Je me posais la question suivante. Les boîtiers Pro type Nikon D4 ou Canon 1Dx pour ne citer qu’eux, ne dépassent pas (encore) les 18Mpix. Je ne pense pas que ça soit un hasard.
Un ami photographe (amateur) me disait qu’il shootait à 10Mpix volontairement et que cela lui suffisait empilement. Je me demandais à juste titre, si dans quelques mois ou quelques semaines, le Nikon D700 venait à frôler la barre des 1000 euros, ne serait-il pas un choix judicieux et ceci son viseur à 95% et ses 12Mpix l’Expeed première génération ? Cela permettrait de lui allouer de beaux cailloux de qualité et permettre ainsi de réaliser de belles photos malgré tout, sachant que je pratique en grande partie que du paysage et du portrait ?
Ceci-dit, le Nikon D4 m’attire terriblement sur plusieurs points (beauté de l’objet, qualité Pro, capteur 16Mpix, Expeed 3, grand écran, boitier Pro avec poignée intégrée…). Malheureusement le prix de la bête est là et je crois qu’il restera du domaine du rêve.
J’aimerais connaître votre point de vue quand à cette réflexion sur un achat du Nikon D700 dans le cas où il descendrait (il serait temps).

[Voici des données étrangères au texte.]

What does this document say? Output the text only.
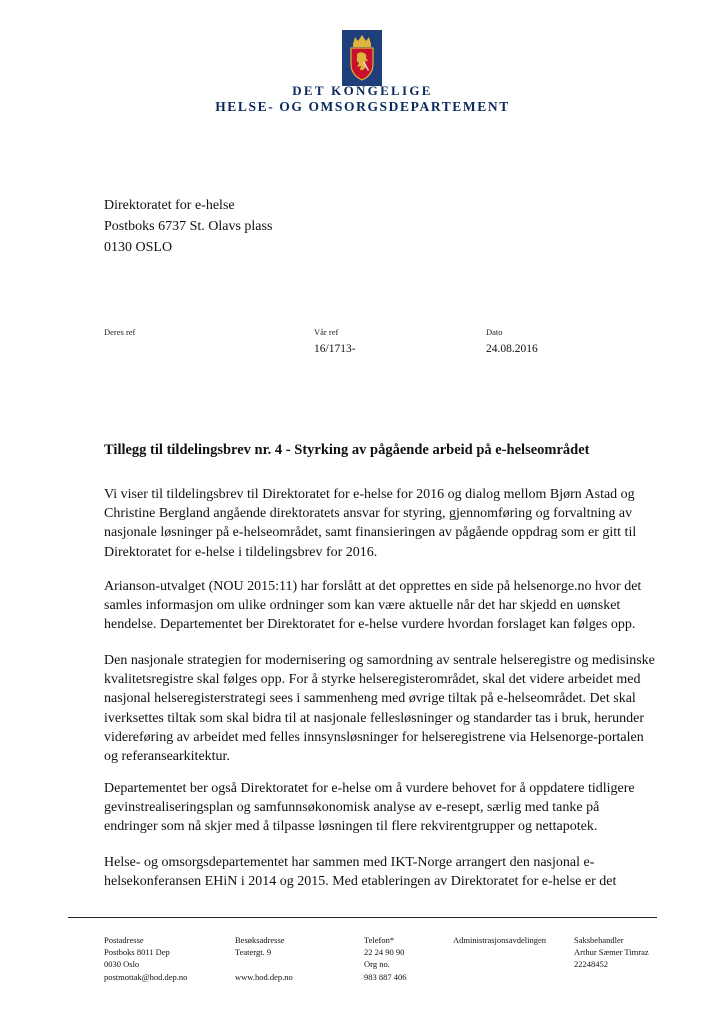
DET KONGELIGE
HELSE- OG OMSORGSDEPARTEMENT
Direktoratet for e-helse
Postboks 6737 St. Olavs plass
0130 OSLO
Deres ref	Vår ref
16/1713-
Dato
24.08.2016
Tillegg til tildelingsbrev nr. 4 - Styrking av pågående arbeid på e-helseområdet
Vi viser til tildelingsbrev til Direktoratet for e-helse for 2016 og dialog mellom Bjørn Astad og
Christine Bergland angående direktoratets ansvar for styring, gjennomføring og forvaltning av
nasjonale løsninger på e-helseområdet, samt finansieringen av pågående oppdrag som er gitt til
Direktoratet for e-helse i tildelingsbrev for 2016.
Arianson-utvalget (NOU 2015:11) har forslått at det opprettes en side på helsenorge.no hvor det
samles informasjon om ulike ordninger som kan være aktuelle når det har skjedd en uønsket
hendelse. Departementet ber Direktoratet for e-helse vurdere hvordan forslaget kan følges opp.
Den nasjonale strategien for modernisering og samordning av sentrale helseregistre og medisinske
kvalitetsregistre skal følges opp. For å styrke helseregisterområdet, skal det videre arbeidet med
nasjonal helseregisterstrategi sees i sammenheng med øvrige tiltak på e-helseområdet. Det skal
iverksettes tiltak som skal bidra til at nasjonale fellesløsninger og standarder tas i bruk, herunder
videreføring av arbeidet med felles innsynsløsninger for helseregistrene via Helsenorge-portalen
og referansearkitektur.
Departementet ber også Direktoratet for e-helse om å vurdere behovet for å oppdatere tidligere
gevinstrealiseringsplan og samfunnsøkonomisk analyse av e-resept, særlig med tanke på
endringer som nå skjer med å tilpasse løsningen til flere rekvirentgrupper og nettapotek.
Helse- og omsorgsdepartementet har sammen med IKT-Norge arrangert den nasjonal e-
helsekonferansen EHiN i 2014 og 2015. Med etableringen av Direktoratet for e-helse er det
Postadresse
Postboks 8011 Dep
0030 Oslo
postmottak@hod.dep.no
Besøksadresse
Teatergt. 9

www.hod.dep.no
Telefon*
22 24 90 90
Org no.
983 887 406
Administrasjonsavdelingen	Saksbehandler
Arthur Sæmer Timraz
22248452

P.S. : je pense d’ailleurs, que si il reste à un tel prix, c’est qu’il est loin d’être considéré comme obsolète par Nikon et par ceux qui l’utilisent. Par ailleurs, j’ai trouvé un Nikon D4 à 3200 euros avec 3000 déclenchements. Facture et sous garantie avec retrait en main propre en France. Pensez-vous que cela puisse être une bonne affaire et si oui, dans l’optique de garder ce dernier longtemps, je serait en possession d’un boîtier performant pour un usage d’amateur passionné ? Je précise que le poids et le gabarit de la bête ne sont pas pour moi un frein.
J’ai été orienté vers le D600 ou le D800 voir D800E mais le D600 je ne suis pas fan du tout et le D800 ou D800E je trouve que tous ces pixels avec les conséquences (poids des fichiers) me font un peu peur.
Dans l’attente de lire vos réponses à mes nombreuses interrogations.
Cordialement.
Ah mon cher Nicolas*, si je devais gagner dix euro chaque fois que j’ai reçu un email comme le vôtre, posant les mêmes questions, soulevant les mêmes angoisses, je pense que j’aurais pu m’offrir des vacances au soleil. Contrairement à votre postulat de départ, vous ne vous posez pas une question mais des questions et même une foule de questions qui, finalement, sont les questions que bon nombre d’amateurs de la boîte magique se posent. Je vais donc vous répondre, point par point. Est-ce que la taille en mégapixels ça compte ? Est-ce qu’il vaut mieux investir dans un reflex de qualité ou dans des optiques de qualité ? Est-ce que je ferai de meilleures photos avec un boîtier pro ? Est-ce que les boîtiers qui ne sont plus commercialisés sont obsolètes ? Quelle est la durée de vie d’un reflex numérique aujourd’hui ?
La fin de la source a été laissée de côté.